The cultural ecologist, Jane Halifax (whom you all may know of), had a particularly fascinating section in here on near death experiences. All the Dalai Lama did was show some uncertainty as to the validity of these claims in light of the Buddhist view of a natural death and rebirth. So what if the Dalai Lama didn't agree with her, you don't have to have agreement to have a good book! Differentiating views provide all of us more food to chew on, and then decide which works for us. It's not a matter of who had it right, but rather, "Does it sound right to you?"

Enjoy the book!

Rating: 3 stars
Summary: Decent book, good stuff from the Dalai Lama
Review: Several moderm day researchers spend a week with the Dalia Lama and discuss the topics of the books title. The material delivered from the Dalai Lama himself is the best part of this book.

Rating: 3 stars
Summary: Just Another Sectarian
Review: When they read accounts of western near-death experience to the Dalai Lama all he had to say was that he didn't believe them because the people who experienced them reported being greeted by dead relatives and dead relatives "would have to have taken rebirth in some realm long before." He went on to say that this was "only barely possible." He didn't claim to have any firsthand knowledge of this whatsoever, and in fact when once asked if he could point to anyone he actually knew who had attained enlightenment all he could say was: "There MAY be someone in caves somewhere."

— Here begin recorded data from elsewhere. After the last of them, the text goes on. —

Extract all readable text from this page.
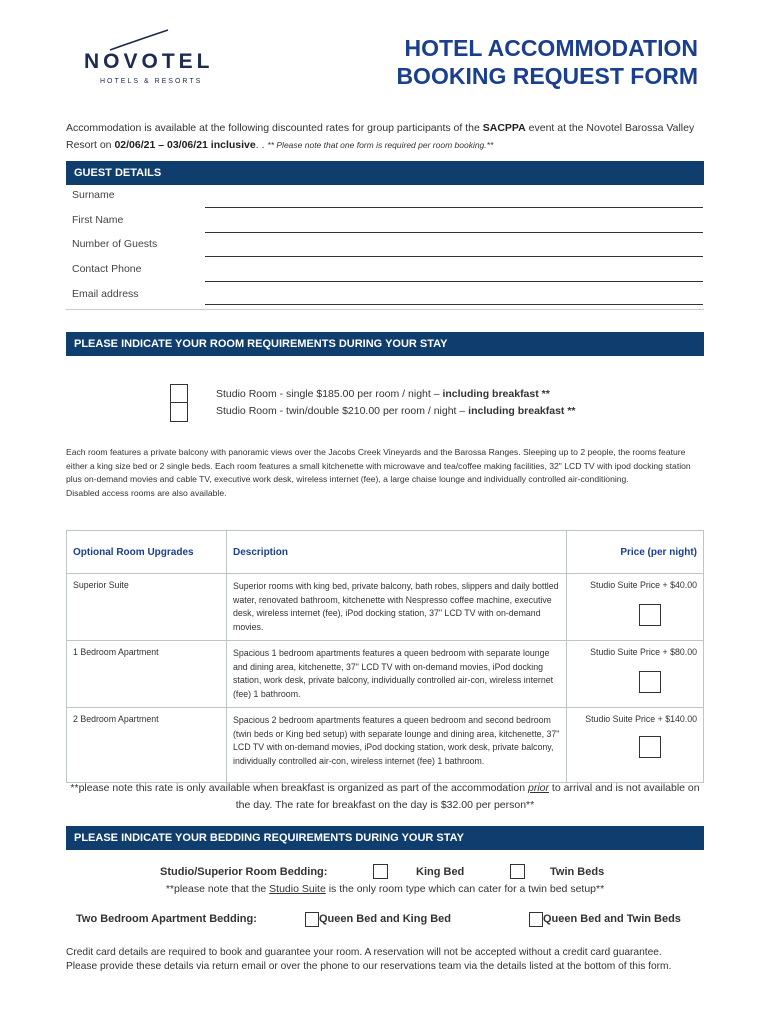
NOVOTEL
HOTELS & RESORTS
HOTEL ACCOMMODATION
BOOKING REQUEST FORM
Accommodation is available at the following discounted rates for group participants of the SACPPA event at the Novotel Barossa Valley Resort on 02/06/21 – 03/06/21 inclusive. . ** Please note that one form is required per room booking.**
GUEST DETAILS
Surname
First Name
Number of Guests
Contact Phone
Email address
PLEASE INDICATE YOUR ROOM REQUIREMENTS DURING YOUR STAY
Studio Room - single $185.00 per room / night – including breakfast **
Studio Room - twin/double $210.00 per room / night – including breakfast **
Each room features a private balcony with panoramic views over the Jacobs Creek Vineyards and the Barossa Ranges. Sleeping up to 2 people, the rooms feature either a king size bed or 2 single beds. Each room features a small kitchenette with microwave and tea/coffee making facilities, 32" LCD TV with ipod docking station plus on-demand movies and cable TV, executive work desk, wireless internet (fee), a large chaise lounge and individually controlled air-conditioning.
Disabled access rooms are also available.
Optional Room Upgrades	Description	Price (per night)
Superior Suite	Superior rooms with king bed, private balcony, bath robes, slippers and daily bottled water, renovated bathroom, kitchenette with Nespresso coffee machine, executive desk, wireless internet (fee), iPod docking station, 37" LCD TV with on-demand movies.	Studio Suite Price + $40.00

1 Bedroom Apartment	Spacious 1 bedroom apartments features a queen bedroom with separate lounge and dining area, kitchenette, 37" LCD TV with on-demand movies, iPod docking station, work desk, private balcony, individually controlled air-con, wireless internet (fee) 1 bathroom.	Studio Suite Price + $80.00

2 Bedroom Apartment	Spacious 2 bedroom apartments features a queen bedroom and second bedroom (twin beds or King bed setup) with separate lounge and dining area, kitchenette, 37" LCD TV with on-demand movies, iPod docking station, work desk, private balcony, individually controlled air-con, wireless internet (fee) 1 bathroom.	Studio Suite Price + $140.00
**please note this rate is only available when breakfast is organized as part of the accommodation prior to arrival and is not available on the day. The rate for breakfast on the day is $32.00 per person**
PLEASE INDICATE YOUR BEDDING REQUIREMENTS DURING YOUR STAY
Studio/Superior Room Bedding:	King Bed	Twin Beds
**please note that the Studio Suite is the only room type which can cater for a twin bed setup**
Two Bedroom Apartment Bedding:	Queen Bed and King Bed	Queen Bed and Twin Beds
Credit card details are required to book and guarantee your room. A reservation will not be accepted without a credit card guarantee.
Please provide these details via return email or over the phone to our reservations team via the details listed at the bottom of this form.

He also didn't buy that the light people see in near death experiences was the same as the "clear light of the void." He politely only said they could be considered "analagous" or something of that sort. And when asked in this book to point to even just very advanced meditators who could go into the "clear light" at will, he only said it would be very difficult because "they are all so scattered" and also that such people are uncooperative because they are "stubborn."

So, honestly, at this point one might as well be talking with the Pope or a methodist minister in the sense that here is someone with a belief system who never seriously questions it. In other words, his belief system is "gospel" which is of course a way of saying it's beyond question. Ok, everyone get angry at me, because I'm asking if we in the west haven't overrated the tibetans because of their huge reputation for esoteric knowledge bestowed on them by such questionable people as Madam Blavatsky and Gurdjieff. Thankyou and I apologize to those of you who are now angry because I have questioned the unquestionable.